What is the role of publicly-funded researchers in the 21st Century? What are their responsibilities in relation to how their research relates to the stakeholders, end-users and members of the public who will be affected by the outcomes?
These are live questions for all researchers wishing to improve the quality of their research and its social and economic impact on wider society.
As part of a research visit to Dunedin I’ll be running several workshops alongside Nancy.
I’m also delighted to have been invited to deliver the opening address at the Annual Science Communicators of New Zealand (SCANZ) Conference. In that talk, at Otago Museum, I’ll be exploring the following issues:
What has science communication ever done for us?
As science communicators we live in exciting and challenging times. While effective communication remains at the heart of good science, what we mean by this has evolved rapidly in recent years.
Digital technologies, profoundly social in use, have expanded (not replaced) the repertoires of science communicators and extended the potential for a greater number of stakeholders to participate.

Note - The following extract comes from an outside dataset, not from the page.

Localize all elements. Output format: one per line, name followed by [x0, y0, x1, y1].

On a similar timescale, policy makers have intervened to reshape the ways that universities relate to, and are informed by, wider society. Talk of engagement, openness, responsiveness and citizenship now permeate discussions about contemporary science communication.
These ongoing changes raise important issues for science communicators. What measures can we put in place to support those communicating, to recognise and reward excellence, and to show the continued relevance of our work as communication professionals?
In this keynote address, I will explore these issues in the context of a programme of organisational change designed to embed the practices of communication and engagement within the culture of research at the Open University, UK.